Ricetta della Tuscia Viterbese
Questa ricetta, tramandata di generazione in generazione, presenta alcune varianti tipiche della zona di Viterbo.
Ingredienti:
- Farina 00: 1 Kg
- Zucchero: 450 gr
- Uova grandi: 6 + 1 (per spennellare)
- Essenze Aromatiche o Gocce: 30
- Sambuca: Q.B. (mezzo tappo)
- Olio: 80 gr
- Vaniglina: 1 Bustina
- Buccia grattugiata di 1 limone
- Cannella Q.B.
- Lievito 50 gr (25 gr per la bevuta)
- Acqua 200 gr (per la bevuta)
- Latte 50 gr (per la bevuta)
Procedimento:
- La Bevuta: Preparare un impasto morbido (la "bevuta") con 25 gr di lievito, acqua e latte. Lasciar lievitare per 12 ore.
- L'Impasto: Unire la bevuta agli altri ingredienti, impastando fino ad ottenere un composto omogeneo.
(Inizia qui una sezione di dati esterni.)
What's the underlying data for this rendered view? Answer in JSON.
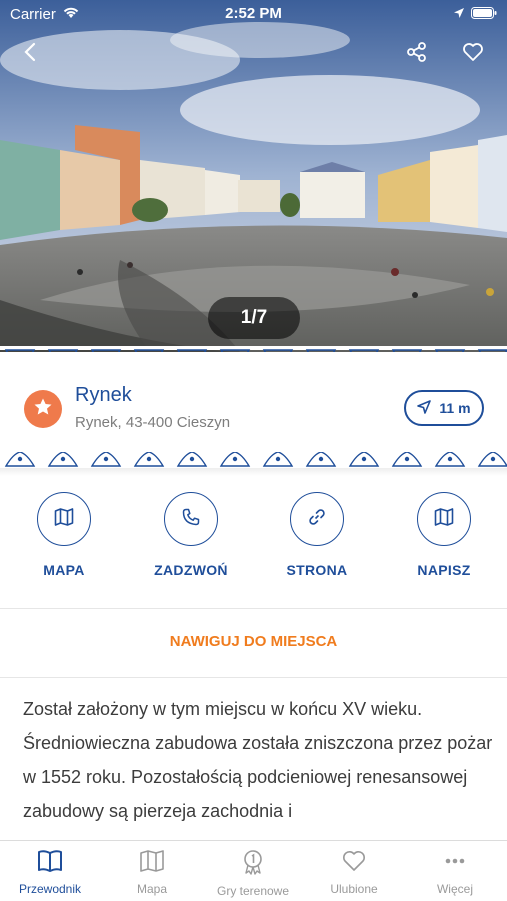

- La Lievitazione: Dividere l'impasto in due teglie (circa 1,1 Kg per teglia) e metterle in forno spento a lievitare per 12-18 ore, con una ciotolina di acqua bollente (da cambiare costantemente) e la lucina del forno accesa.
- La Cottura:
- Accendere il forno a 180°C e attendere che arrivi a temperatura.
- Sbattere l'ultimo uovo e spennellare la superficie delle pizze.
- Cuocere a 180 °C per circa 30 minuti.
- Aprire il forno e coprire le pizze con un foglio di carta stagnola per evitare che si scuriscano troppo.
- Cuocere per altri 30 minuti sempre a 180 gradi.
- Verificare la cottura con uno stecchino. Se necessario, abbassare il forno a 150 °C o 125 °C e cuocere per altri 10-20 minuti, verificando la cottura ogni 10 minuti.
- Non superare i 90 minuti complessivi.
Variante di Cottura:
- Accendere il forno a 130°C e attendere che arrivi a temperatura.
- Cuocere a 130 °C per circa 10 minuti.
- Alzare il forno a 150 °C senza aprire il forno e cuocere per altri 50 minuti.
- Verificare la cottura con uno stecchino. Se necessario, abbassare il forno a 140 °C o 125 °C e cuocere per altri 10-20 minuti, verificando la cottura ogni 10 minuti.
- Non superare i 90 minuti complessivi.